Klappe Cowboy!

Eine Filmkritik von Joachim Kurz

Ist das Kunst? Oder Porno? Oder kann das weg?

Wenn man vom tiefsten Punkt Deutschlands kommt, kann es eigentlich nur bergauf gehen. Mit dem Leben und der künstlerischen Karriere sowieso. So zumindest denkt sich der Möchtegern-Filmemacher Cowboy (den gibt Timo Jacobs, einer der beiden Regisseure höchstselbst) und macht sich nach der handstreichartigen Entführung des lokalen Filmpreises mit dem BMX-Rad auf aus dem norddeutschen Marschland (wer mag, kann sich hier gerne das „M“ wegdenken) in die Hauptstadt aller Kreativen – sprich: nach Berlin. Dort führt er eine verkrachte Künstlerexistenz wie aus dem Lehrbuch des Kunst-/Filmprekariats, was sein anscheinend unermessliches Selbstbewusstsein aber keineswegs schrumpfen lässt. Weil der Anruf von Bernd (Eichinger) auf sich warten lässt und auch die anderen Filmproduzenten nicht so richtig anspringen auf Cowboys mit viel Verve, aber wenig Substanz vorgetragene Filmpläne, fasst er sich schließlich ein Herz und dreht den Film ohne jegliche finanzielle Unterstützung. Weil es aber doch jemanden braucht, der die Arbeit macht, engagiert Cowboy mit vagen Versprechungen den arbeits- und erfolglosen Schauspieler Kinski (Peter Koskowski) und den traurigen Vagabunden Molle (David Bredin) für sein Filmprojekt mit dem Titel Acht Fäuste für Berlin. Dann trifft er auf die Aktionskünstlerin Yps (Yps Van Tule), die ihn kurzerhand als Regisseur für einen Kunstporno engagiert. Klar, dass dieses Projekt angesichts des fortgeschrittenen Dilettantismus aller Beteiligten im absoluten Chaos endet – wobei sich die Frage stellt, ob das generelle Durcheinander der verkrachten Existenzen eigentlich noch zu toppen ist.
Es ist nicht allein die Tatsache, dass Timo Jacobs hier einen größenwahnsinnigen Regisseur spielt, die darauf hinweist, dass die Story von Klappe Cowboy! bei aller Absurdität verdammt viel mit der Realität des Filmemachens selbst in Berlin zu tun hat.
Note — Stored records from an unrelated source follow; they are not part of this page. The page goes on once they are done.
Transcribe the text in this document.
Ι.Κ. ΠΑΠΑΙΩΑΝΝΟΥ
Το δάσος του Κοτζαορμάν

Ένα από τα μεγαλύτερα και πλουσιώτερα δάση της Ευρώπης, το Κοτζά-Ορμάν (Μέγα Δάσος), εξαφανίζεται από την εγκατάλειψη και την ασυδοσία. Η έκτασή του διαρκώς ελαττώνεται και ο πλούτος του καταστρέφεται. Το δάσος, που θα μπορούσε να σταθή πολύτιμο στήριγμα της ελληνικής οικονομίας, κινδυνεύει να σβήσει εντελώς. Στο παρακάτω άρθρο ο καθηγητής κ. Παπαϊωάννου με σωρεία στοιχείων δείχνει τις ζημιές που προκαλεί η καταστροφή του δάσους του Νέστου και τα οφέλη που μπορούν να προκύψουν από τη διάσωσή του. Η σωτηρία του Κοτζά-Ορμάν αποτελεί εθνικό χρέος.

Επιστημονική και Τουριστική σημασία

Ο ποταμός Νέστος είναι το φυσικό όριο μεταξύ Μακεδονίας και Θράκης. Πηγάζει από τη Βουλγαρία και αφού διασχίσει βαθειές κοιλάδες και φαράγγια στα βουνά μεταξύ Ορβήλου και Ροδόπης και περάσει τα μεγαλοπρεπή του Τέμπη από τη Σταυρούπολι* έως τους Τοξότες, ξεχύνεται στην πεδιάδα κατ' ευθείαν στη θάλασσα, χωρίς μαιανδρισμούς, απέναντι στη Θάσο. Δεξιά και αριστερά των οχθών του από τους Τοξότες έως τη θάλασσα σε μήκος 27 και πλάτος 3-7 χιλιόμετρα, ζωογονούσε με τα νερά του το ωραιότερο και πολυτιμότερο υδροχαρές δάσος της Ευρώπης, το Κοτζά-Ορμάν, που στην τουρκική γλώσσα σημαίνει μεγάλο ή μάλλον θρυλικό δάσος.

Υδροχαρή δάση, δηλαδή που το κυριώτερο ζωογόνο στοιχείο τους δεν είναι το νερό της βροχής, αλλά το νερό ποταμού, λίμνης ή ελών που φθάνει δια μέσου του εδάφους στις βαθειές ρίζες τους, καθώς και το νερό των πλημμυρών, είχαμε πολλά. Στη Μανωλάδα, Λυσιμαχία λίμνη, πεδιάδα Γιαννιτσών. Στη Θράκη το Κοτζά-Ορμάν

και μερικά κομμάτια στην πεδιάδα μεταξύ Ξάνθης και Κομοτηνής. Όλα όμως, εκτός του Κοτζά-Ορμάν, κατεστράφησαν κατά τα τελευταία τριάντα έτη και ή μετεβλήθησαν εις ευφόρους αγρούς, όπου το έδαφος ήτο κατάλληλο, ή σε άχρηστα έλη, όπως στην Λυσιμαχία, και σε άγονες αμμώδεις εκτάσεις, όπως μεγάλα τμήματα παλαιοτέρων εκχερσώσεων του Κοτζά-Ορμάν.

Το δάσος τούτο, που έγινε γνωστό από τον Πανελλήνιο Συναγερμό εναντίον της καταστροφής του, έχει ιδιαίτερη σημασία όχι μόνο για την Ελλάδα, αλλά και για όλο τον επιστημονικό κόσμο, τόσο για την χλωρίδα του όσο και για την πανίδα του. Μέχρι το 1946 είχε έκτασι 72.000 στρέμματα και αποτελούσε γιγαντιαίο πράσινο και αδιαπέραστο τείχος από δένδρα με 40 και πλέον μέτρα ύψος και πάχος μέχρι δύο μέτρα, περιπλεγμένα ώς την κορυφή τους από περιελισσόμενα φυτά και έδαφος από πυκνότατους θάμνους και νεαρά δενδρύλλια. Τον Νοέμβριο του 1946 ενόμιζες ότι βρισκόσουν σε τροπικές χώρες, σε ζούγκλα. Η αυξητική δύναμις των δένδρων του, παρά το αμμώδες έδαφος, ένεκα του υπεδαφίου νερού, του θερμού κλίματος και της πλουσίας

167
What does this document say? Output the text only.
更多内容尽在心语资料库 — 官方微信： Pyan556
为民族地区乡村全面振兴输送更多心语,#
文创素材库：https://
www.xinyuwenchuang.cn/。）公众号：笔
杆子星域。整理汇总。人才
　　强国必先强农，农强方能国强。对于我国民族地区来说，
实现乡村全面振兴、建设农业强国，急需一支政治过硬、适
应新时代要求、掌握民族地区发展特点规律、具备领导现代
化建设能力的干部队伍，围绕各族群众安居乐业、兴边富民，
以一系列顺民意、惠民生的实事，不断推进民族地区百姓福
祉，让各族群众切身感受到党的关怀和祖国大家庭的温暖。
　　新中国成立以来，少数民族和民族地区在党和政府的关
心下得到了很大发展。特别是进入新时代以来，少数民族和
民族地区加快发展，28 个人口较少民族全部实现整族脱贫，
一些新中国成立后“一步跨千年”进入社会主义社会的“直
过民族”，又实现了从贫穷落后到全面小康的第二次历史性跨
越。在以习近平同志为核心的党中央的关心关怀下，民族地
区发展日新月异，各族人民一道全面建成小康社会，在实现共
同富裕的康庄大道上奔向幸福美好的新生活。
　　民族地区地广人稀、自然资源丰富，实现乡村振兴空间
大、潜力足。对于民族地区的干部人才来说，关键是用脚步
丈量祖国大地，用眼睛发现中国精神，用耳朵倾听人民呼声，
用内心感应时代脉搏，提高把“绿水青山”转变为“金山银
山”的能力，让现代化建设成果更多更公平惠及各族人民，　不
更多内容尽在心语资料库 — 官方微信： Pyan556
Jedenfalls ertappt man sich ständig dabei, beinahe permanent mit dem Kopf zu nicken und bei sich zu denken, dass man es sich so schon immer vorgestellt hat. Insofern haftet dem Film einiges von einem sich selbst erfüllenden Klischee an, das sich vor lauter Ironie fast schon wieder ernst nimmt. Das dürfte vor allem für all diejenigen interessant sein, die Cowboy Kämpfe gegen die Windmühlen des Filmemachens am eigenen Leib erfahren haben, die all die Andeutungen und Phrasen, die hier zum Besten gegeben werden, aus eigener Anschauung kennen und bereit sind, über sich selbst zu lachen.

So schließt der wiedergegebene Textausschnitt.